The tragedy had become something very like a farce. Still, the child, the dear child, was dead. There was no getting over that. The wrath which always flamed up within him against this woman, at moments when his will was weakest and most impotent to meet her, hardened into cold aversion. He could have strangled her on account of those toothache drops. Everything, even the desire to die, became in her hands a miserable petty fraud. But the child was dead, and could not be brought back to life.

He asked a maid-servant, who was apparently affected by the general alarm in the household, whether her mistress was visible. She answered shyly that she would go and see, and ran upstairs.

Meanwhile, old Minna, coughing and sobbing, came in at the front door, and asked, wringing her hands, if the gracious one was still alive.

Leo turned his back on her without deigning to answer, and she hobbled on up the stairs as fast as she could. He was alone, and it seemed a long time before any one came. He paced up and down between the pillars, where he and Ulrich as boys had played hide-and-seek, and he thought, "What shame have she and I brought on your house!" It would have come almost as a consolation if some one had hounded him with a horse-whip out at the door, the threshold of which his feet had desecrated.

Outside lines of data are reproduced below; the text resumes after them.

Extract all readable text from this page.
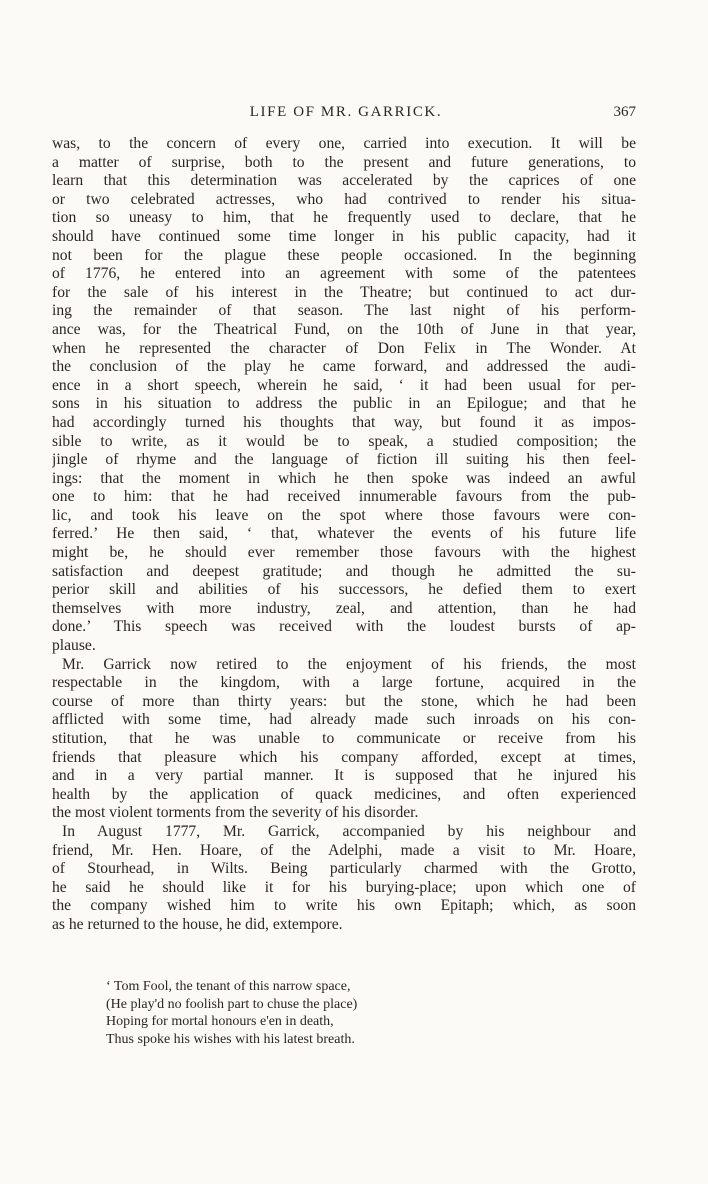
LIFE OF MR. GARRICK.	367
was, to the concern of every one, carried into execution. It will be
a matter of surprise, both to the present and future generations, to
learn that this determination was accelerated by the caprices of one
or two celebrated actresses, who had contrived to render his situa-
tion so uneasy to him, that he frequently used to declare, that he
should have continued some time longer in his public capacity, had it
not been for the plague these people occasioned. In the beginning
of 1776, he entered into an agreement with some of the patentees
for the sale of his interest in the Theatre; but continued to act dur-
ing the remainder of that season. The last night of his perform-
ance was, for the Theatrical Fund, on the 10th of June in that year,
when he represented the character of Don Felix in The Wonder. At
the conclusion of the play he came forward, and addressed the audi-
ence in a short speech, wherein he said, ‘ it had been usual for per-
sons in his situation to address the public in an Epilogue; and that he
had accordingly turned his thoughts that way, but found it as impos-
sible to write, as it would be to speak, a studied composition; the
jingle of rhyme and the language of fiction ill suiting his then feel-
ings: that the moment in which he then spoke was indeed an awful
one to him: that he had received innumerable favours from the pub-
lic, and took his leave on the spot where those favours were con-
ferred.’ He then said, ‘ that, whatever the events of his future life
might be, he should ever remember those favours with the highest
satisfaction and deepest gratitude; and though he admitted the su-
perior skill and abilities of his successors, he defied them to exert
themselves with more industry, zeal, and attention, than he had
done.’ This speech was received with the loudest bursts of ap-
plause.
Mr. Garrick now retired to the enjoyment of his friends, the most
respectable in the kingdom, with a large fortune, acquired in the
course of more than thirty years: but the stone, which he had been
afflicted with some time, had already made such inroads on his con-
stitution, that he was unable to communicate or receive from his
friends that pleasure which his company afforded, except at times,
and in a very partial manner. It is supposed that he injured his
health by the application of quack medicines, and often experienced
the most violent torments from the severity of his disorder.
In August 1777, Mr. Garrick, accompanied by his neighbour and
friend, Mr. Hen. Hoare, of the Adelphi, made a visit to Mr. Hoare,
of Stourhead, in Wilts. Being particularly charmed with the Grotto,
he said he should like it for his burying-place; upon which one of
the company wished him to write his own Epitaph; which, as soon
as he returned to the house, he did, extempore.
‘ Tom Fool, the tenant of this narrow space,
(He play'd no foolish part to chuse the place)
Hoping for mortal honours e'en in death,
Thus spoke his wishes with his latest breath.
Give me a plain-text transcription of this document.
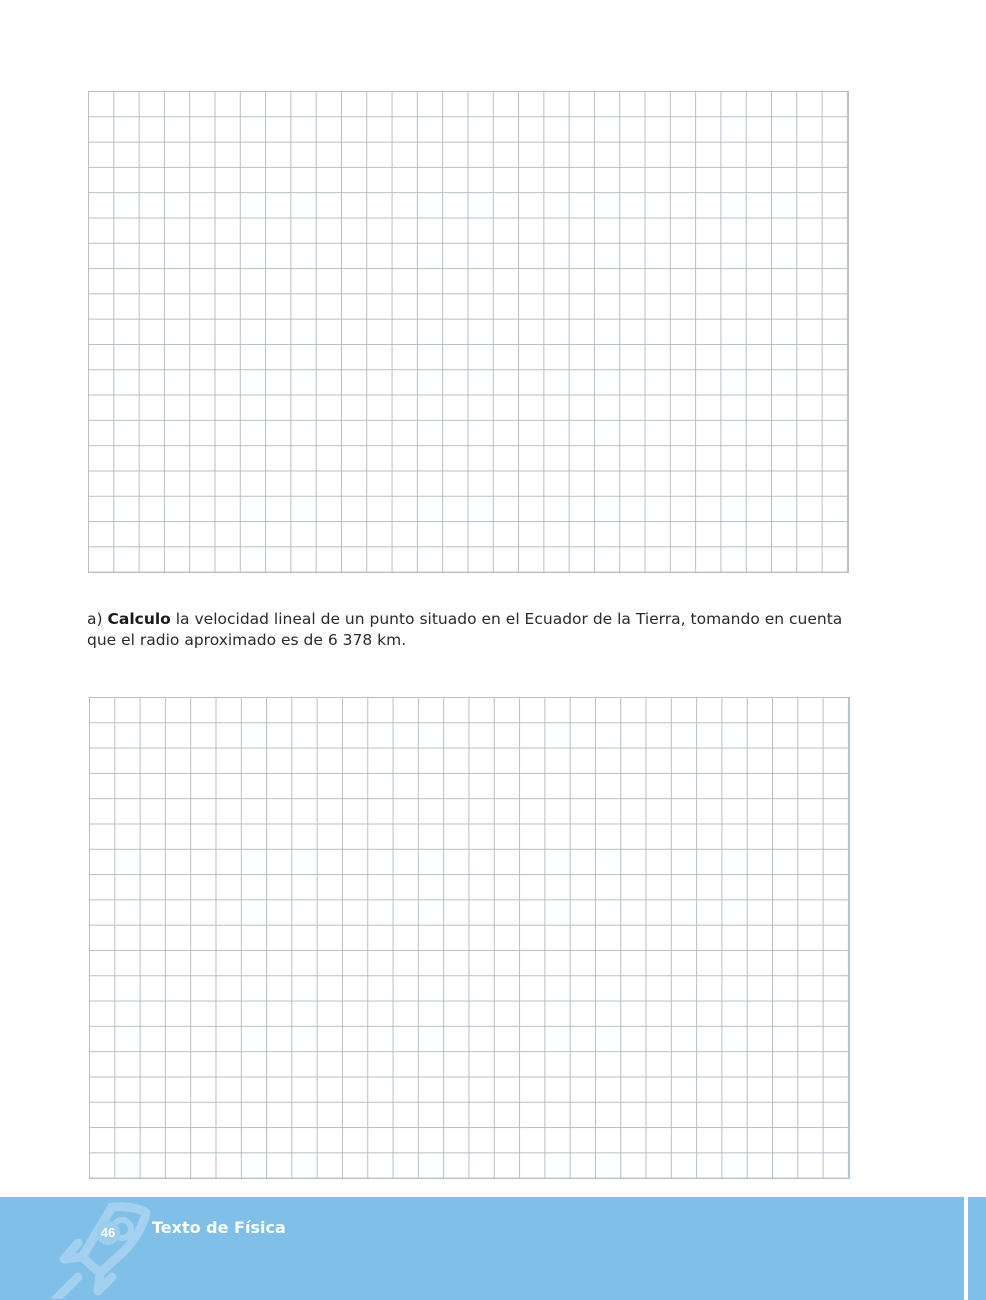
a) Calculo la velocidad lineal de un punto situado en el Ecuador de la Tierra, tomando en cuenta que el radio aproximado es de 6 378 km.

46 Texto de Física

Instead, old Minna returned with beaming eyes and champing jaws, and declared joyously that the gracious little mistress was better again, and the gracious little mistress wished to see him.

He clenched his teeth and followed the old woman upstairs. What he wanted to say to her he did not know; he was only aware of a dull desire to lay his fingers about her throat and choke her. So bitterly, at that moment, did he hate her.

Minna led him into her bedroom. He had not entered it since the days at Fichtkampen. A wave of the opoponax perfume met him as the door opened, and he found himself in a rosy gloaming, penetrated here and there by a ray of hard, cold daylight. He felt as if he were plunged into a warm scented bath, and a cover shut down upon him. He remained stationary by the door, and breathed quickly.

The old hag caught him by the sleeve and pulled him forward towards the bed where she lay. Her face was illumined by the light from the window, and her pillow gleamed round her like an aureole, while the rest of the bed was bathed in purple, semidarkness.

"She has arranged this mise en scène," he thought.

Her face had a waxen hue; there were dark rims round her eyes, which, from beneath their half-closed heavy lids, looked at him without recognition or intelligence. It seemed to him that the effects of her drug-taking had not entirely passed off.